Il campo italiano propone ai giovani (e meno giovani) cantanti lirici una prospettiva freelance. La Germania invece offre anche contratti di almeno un paio d'anni tanto per iniziare, la sicurezza di un'istituzione teatrale, i contributi pagati ecc. Da una parte quindi la sicurezza, dall'altra l'avventura e il sogno, da una parte un dignitoso stipendio statale, dall'altro cachet variabili.
Cos'è meglio? Non c'è una strada giusta e una sbagliata, ognuno deve porsi una serie di domande e capire che genere di via gli si addica di più; inoltre una strada non esclude per forza l'altra.
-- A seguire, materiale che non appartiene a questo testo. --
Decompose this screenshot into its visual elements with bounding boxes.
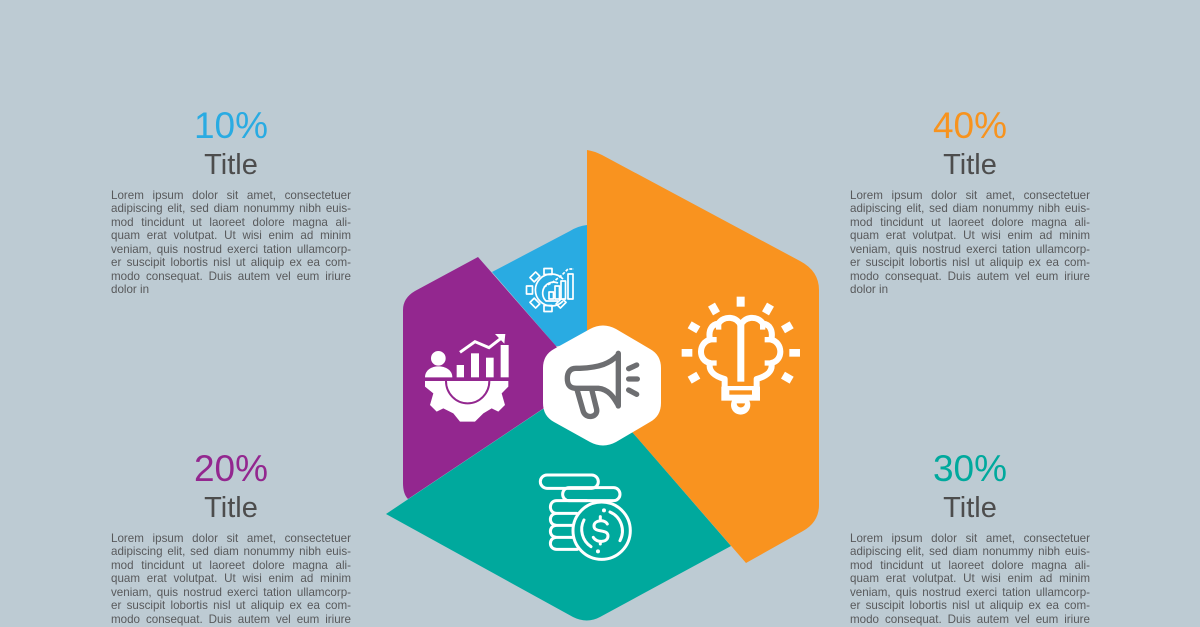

Nel corso della mia vita ho visto molti amici trovare grandi ingaggi, poi mettersi al sicuro in un ensemble di un grande teatro e appoggiarsi a una forte agenzia di ambito europeo, per fare magari quel paio di produzioni fuori dal proprio teatro e mantenere così viva la propria fama internazionale.
Il “sacro quadrilatero” di lingua tedesca è costituito da Monaco di Baviera, Berlino, Vienna e Zurigo. Ovviamente parlo dei teatri più importanti, i tre Staatsoper e l'Opernhaus.
LA LINGUA
La prima cosa che dovrebbe essere basilare per poter pensare di andare a lavorare in Germania in un ensemble come solista è la conoscenza della lingua tedesca. Se non una padronanza completa dell'idioma, bisogna avere comunque una certa infarinatura, un livello tale di padronanza, insomma, che possa consentirvi di lavorare in teatro senza creare disagi ai colleghi e ai direttori.Se per un caso fortuito venite selezionati a un'audizione nonostante non avete ancora conoscenza della lingua tedesca, è sicuramente appropriato che impariate a parlarla un po' per l'inizio del vostro contratto. Apprendere il tedesco prima di cominciare la vostra avventura professionale denoterà il grado di serietà nei confronti dell'incarico ottenuto e del teatro che vi ha ingaggiato.
FACH
Questo termine tedesco – che significa letteralmente “scompartimento” – designa un sistema di categorizzazione delle voci per il teatro lirico in base alla loro ampiezza, alla loro tessitura e al loro colore timbrico. È utilizzato in tutto il mondo ma a usufruirne maggiormente è l'ambiente tedesco. Diciamo che è una sorta di convenzione utile sia per i teatri sia per i cantanti stessi: in primo luogo, rende più facile il lavoro del casting degli ensemble e rende maggiormente fluida la decisione dei titoli nelle programmazione; d'altra parte, tutela i cantanti che, senza un'”etichetta” ufficiale della loro categoria vocale, sarebbero costretti a cantare di tutto. Ovviamente non è possibile chiedere, faccio per dire, a un tenore di cantare nel ruolo di Nemorino come primo titolo della stagione e poi chiedergli di fare Otello (ovviamente porto un esempio esageratissimo, ma è per rendere l'idea).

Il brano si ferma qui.